En tant que chef d’entreprise, l’épisode de la Covid m’a fait perdre plus de 100 000€ et m’a mené à la faillite. Ça m’a valu des périodes bien sombres de stress, d’angoisses et d’idées noires.
En tant qu’implanteur d’Église, je me suis retrouvé coincé en France pendant des mois, sans autorisation de passer la douane suisse pour y rejoindre mon assemblée, même pour un enterrement ou un mariage. J’ai dû vivre de loin le deuil, les joies, les groupes qui se réunissaient sans moi.
Mais c’était une période de mise à part. Dans certains moments de la vie, Dieu nous demande de gagner des victoires qui ne se traduisent pas en nombre de mains levées… Il nous demande de livrer bataille pour notre cœur, nos pensées et notre endurance spirituelle.
Pendant 20 mois de galères, Dieu m’a fait repasser sur les bancs de l’école. Son école.
« Quand tout va mal, réfléchis » (Ecclésiaste 7.14)
Dans les moments de crise, nous prions beaucoup pour que Dieu règle nos problèmes, qu’il nous donne des solutions tangibles. On prie beaucoup dans l’émotion. Mais Dieu nous demande de réfléchir. Il n’est pas insensible à nos souffrances, mais nous pousse à prendre du recul, à regarder avec ses yeux, à adopter un point de vue différent des apparences.

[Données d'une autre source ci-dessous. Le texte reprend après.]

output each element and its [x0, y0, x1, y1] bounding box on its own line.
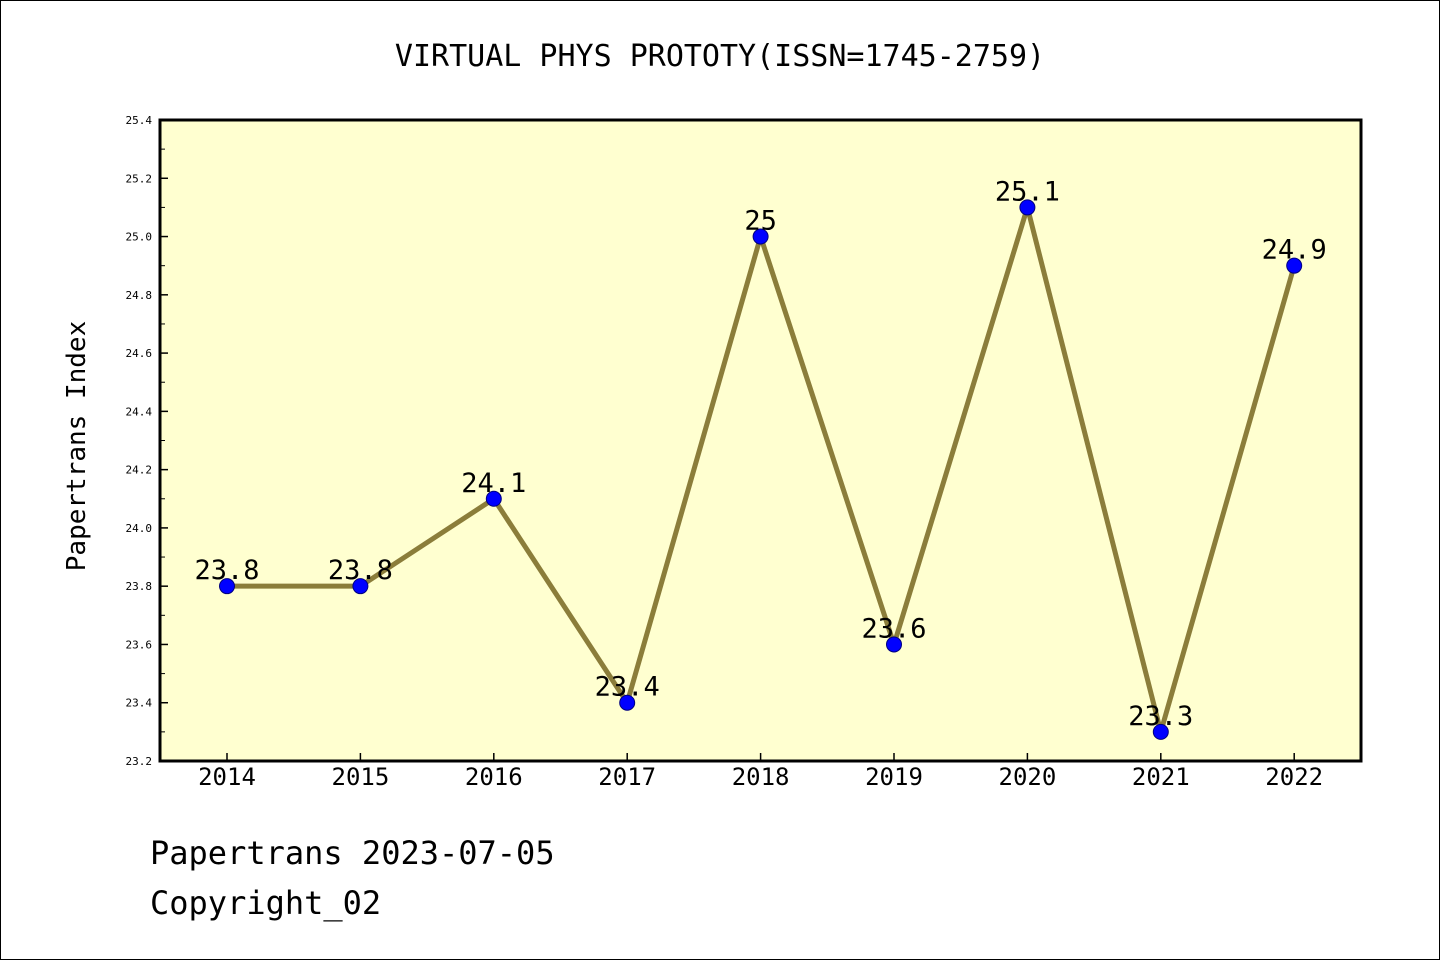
y-tick-label: 23.6 [126, 638, 153, 651]
data-point [352, 578, 369, 595]
y-tick-label: 25.2 [126, 172, 153, 185]
y-tick-label: 24.4 [126, 405, 153, 418]
data-label: 23.4 [595, 672, 660, 703]
series-points-group [219, 199, 1303, 740]
data-point [752, 228, 769, 245]
data-label: 23.8 [194, 555, 259, 586]
x-tick-label: 2022 [1265, 763, 1323, 791]
data-labels-group: 23.8 23.8 24.1 23.4 25 23.6 25.1 23.3 24.9 [194, 176, 1326, 731]
data-point [485, 490, 502, 507]
data-label: 23.8 [328, 555, 393, 586]
plot-area [158, 118, 1363, 763]
data-point [886, 636, 902, 653]
footer-date-text: Papertrans 2023-07-05 [150, 834, 555, 872]
y-tick-label: 23.2 [126, 755, 153, 768]
x-tick-label: 2019 [865, 763, 923, 791]
x-axis-ticks: 2014 2015 2016 2017 2018 2019 2020 2021 2022 [198, 753, 1323, 791]
y-tick-label: 24.8 [126, 289, 153, 302]
y-axis-ticks: 23.2 23.4 23.6 23.8 24.0 24.2 24.4 24.6 24.8 25.0… [126, 114, 168, 768]
footer-copyright-text: Copyright_02 [150, 884, 382, 922]
data-label: 25.1 [995, 176, 1060, 207]
y-tick-label: 24.0 [126, 522, 153, 535]
x-tick-label: 2016 [465, 763, 523, 791]
data-label: 23.6 [861, 613, 926, 644]
chart-title: VIRTUAL PHYS PROTOTY(ISSN=1745-2759) [395, 39, 1045, 74]
y-axis-label: Papertrans Index [62, 321, 92, 571]
data-point [1286, 257, 1303, 274]
data-point [619, 694, 636, 711]
data-label: 24.9 [1262, 235, 1327, 266]
data-label: 25 [744, 206, 777, 237]
y-tick-label: 23.4 [126, 697, 153, 710]
data-point [219, 578, 235, 595]
x-tick-label: 2017 [598, 763, 656, 791]
x-tick-label: 2021 [1132, 763, 1190, 791]
y-tick-label: 23.8 [126, 580, 153, 593]
data-label: 24.1 [461, 468, 526, 499]
x-tick-label: 2015 [332, 763, 390, 791]
y-tick-label: 25.4 [126, 114, 153, 127]
x-tick-label: 2018 [732, 763, 790, 791]
y-tick-label: 24.2 [126, 464, 153, 477]
data-label: 23.3 [1128, 701, 1193, 732]
data-point [1019, 199, 1036, 216]
x-tick-label: 2020 [999, 763, 1057, 791]
data-point [1152, 723, 1169, 740]
y-tick-label: 25.0 [126, 231, 153, 244]
y-tick-label: 24.6 [126, 347, 153, 360]
x-tick-label: 2014 [198, 763, 256, 791]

Dans ma situation, la réponse de Dieu a été claire : « Si le grain de blé qui tombe en terre ne meurt pas, il reste solitaire… et ne porte pas de fruit » (Jean 12.24).
Les pertes financières étaient immenses. La déception était grande pour beaucoup de monde. Mais la paix était dans mon cœur pendant tout le processus final.
Dans cette épreuve, je me suis rendu compte du nombre de personnes qui m’observaient. Je n’ai jamais eu autant de possibilités de témoigner et d’encourager. Une chose que je retiens de cette période, c’est de savoir demander à Dieu comment mes épreuves peuvent servir à bénir d’autres au moment où je les vis.